In 1990, scientists discovered a genetic mutation that turns an important light-sensing protein in the retina into a toxin that steadily destroys the ability to see in low light.

Many similar mutations have been identified since then, but there is still no way to treat or prevent the loss of night vision.

Now, University of Pennsylvania researchers have used gene therapy to do just that in a canine version of the inherited retinal disorder.

The success in six dogs paves the way for clinical trials in humans, perhaps in just a few years, and comes as gene therapy raises hopes for turning debilitating hereditary eye diseases into treatable conditions.

The trailblazing blindness drug, Luxturna — developed by Spark Therapeutics and scientists at Penn and Children's Hospital of Philadelphia — was approved last December by the U.S. Food and Drug Administration to restore some sight in a different inherited form of blindness. Gene therapy trials for a wide range of retinal diseases are underway worldwide.

The new research, published Monday in the Proceedings of the National Academy of Sciences, was conducted by Penn's School of Veterinary Medicine and the Perelman School of Medicine in collaboration with the University of Florida.

"This is a huge step forward. The study is a real tour de force," said Stephen Rose, chief scientific officer of Foundation Fighting Blindness, one of the funders of the research. "We all know that what happens in animals doesn't always translate to [human] clinical trials. But I am very optimistic."

The light-sensing protein that turns destructive is called rhodopsin. Normally, this molecule — located in the rod cells of the retina — converts dim light into electric signals that the retina sends to the brain, which interprets them as images.
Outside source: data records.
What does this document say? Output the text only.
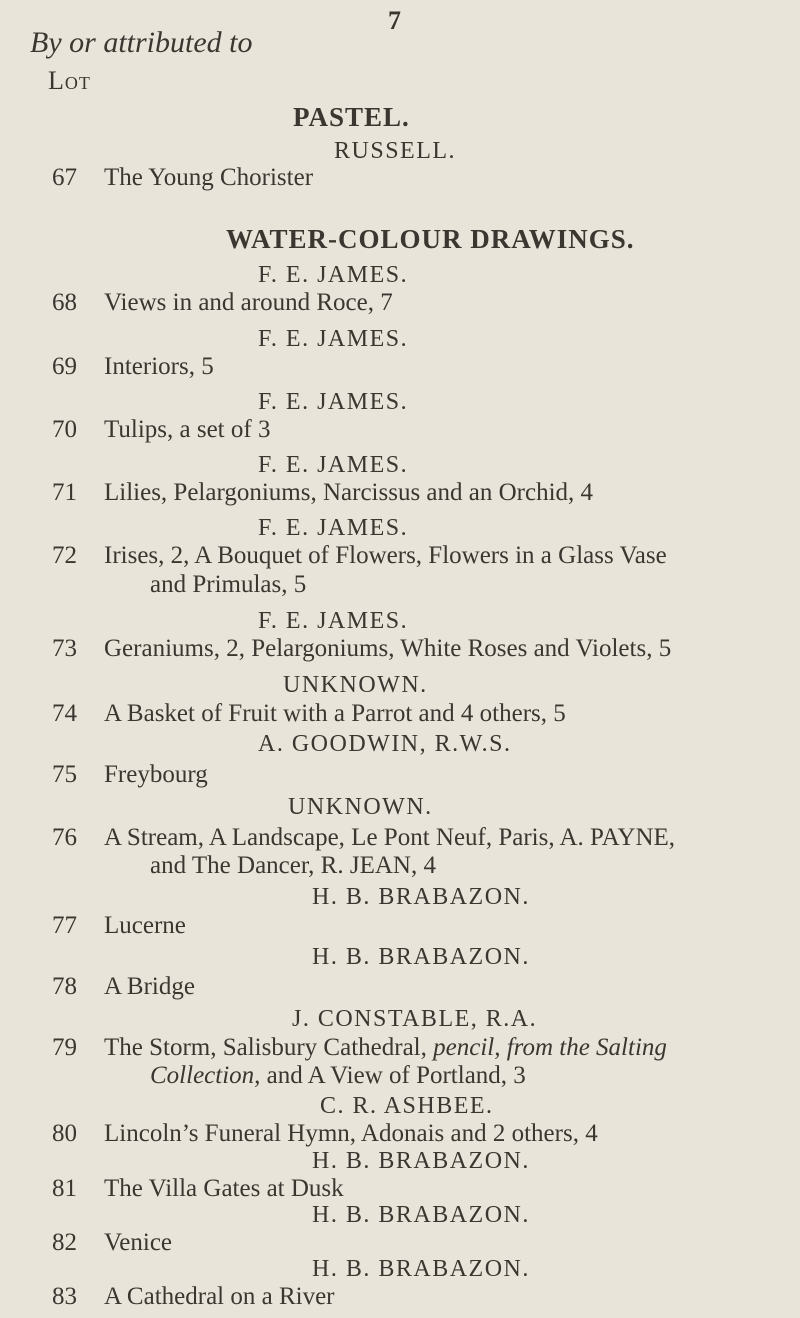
7
By or attributed to
Lot
PASTEL.
RUSSELL.
67 The Young Chorister
WATER-COLOUR DRAWINGS.
F. E. JAMES.
68 Views in and around Roce, 7
F. E. JAMES.
69 Interiors, 5
F. E. JAMES.
70 Tulips, a set of 3
F. E. JAMES.
71 Lilies, Pelargoniums, Narcissus and an Orchid, 4
F. E. JAMES.
72 Irises, 2, A Bouquet of Flowers, Flowers in a Glass Vase
and Primulas, 5
F. E. JAMES.
73 Geraniums, 2, Pelargoniums, White Roses and Violets, 5
UNKNOWN.
74 A Basket of Fruit with a Parrot and 4 others, 5
A. GOODWIN, R.W.S.
75 Freybourg
UNKNOWN.
76 A Stream, A Landscape, Le Pont Neuf, Paris, A. PAYNE,
and The Dancer, R. JEAN, 4
H. B. BRABAZON.
77 Lucerne
H. B. BRABAZON.
78 A Bridge
J. CONSTABLE, R.A.
79 The Storm, Salisbury Cathedral, pencil, from the Salting
Collection, and A View of Portland, 3
C. R. ASHBEE.
80 Lincoln’s Funeral Hymn, Adonais and 2 others, 4
H. B. BRABAZON.
81 The Villa Gates at Dusk
H. B. BRABAZON.
82 Venice
H. B. BRABAZON.
83 A Cathedral on a River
But in mutated form, rhodopsin ruins the rod cells.

Rhodopsin gene mutations account for about 20 percent of all cases of retinitis pigmentosa, a group of inherited retinal diseases that rob people of night and peripheral vision before progressing to blindness. That subset translates to an estimated 20,000 people in this country, Rose said.

Over the past 20 years, rhodopsin mutations have basically defied gene therapy, which involves using an inactivated virus, called a vector, to ferry corrective genetic material into cells.

One challenge has been the dominance of rhodopsin mutations; a person who inherits just one copy of the defective gene – from a father or a mother – develops the disease. What's more, about 150 mutations have been identified. Rather than try to fix them one by one, the ideal gene therapy would be one-treatment-fits-all mutations.

The Penn team accomplished that feat by disabling both the abnormal and normal copies of the rhodopsin gene – so the specific mutation didn't matter – while simultaneously providing a healthy copy to make the vital protein.

Six dogs got the therapy injected into one eye, with the other eye serving as a comparison. Sophisticated tests showed the treatment suppressed the toxic rhodopsin, and enabled production of about 30 percent of the normal level of healthy rhodopsin in rod cells. That, in turn, enabled the transmission of light signals to the brain.

Artur V. Cideciyan, University of Pennsylvania ophthalmologist and co-leader of the gene therapy study
University of Pennsylvania
Artur V. Cideciyan, University of Pennsylvania ophthalmologist and co-leader of the gene therapy study

"In dominant diseases, gene therapy has been much more challenging because the mutation causes a toxic 'gain of function.' It needs to be removed," said Artur V. Cideciyan, an ophthalmologist at Penn's Scheie Eye Institute and co-lead author of the paper. "Now, with these results, we can start working toward treating these mutations…in humans. A crystal ball is tricky, but we hope this could be [in human trials] in a couple years."

The latest advance was built on years of hits and misses. Initially, researchers hoped that knocking out the dogs' rhodopsin gene – without replacing it – would be enough to protect the light-sensing rod cells. That approach turned out to preserve only the outer layer of the cells.

"Without another critical layer, where rhodopsin plays the essential role of capturing light and initiating vision, then the rods become useless," explained co-lead author William A. Beltran, a veterinary ophthalmologist at Penn's vet school. "However, if you combine the knockdown with the replacement reagents, then …you have functional photoreceptor cells."

Another strategy that failed involved injecting two viral vectors – one to knock out the dogs' rhodopsin gene and another to deliver the replacement. "There was incomplete rod protection and treatment resulted in severe retinal complications," the researchers wrote.

The solution was to engineer a single vector to carry both genetic components of the therapy. The key technology came from researchers at the University of Florida in Gainesville.

Although only six dogs received the novel gene therapy, it was safe and effective in all of them, and their night vision has been stable for more than eight months.

"For 38 years, we've known one of the most common causes of retinal degeneration, and yet we've had no success in treating it," Cideciyan said. "Because of that, we think this is exciting."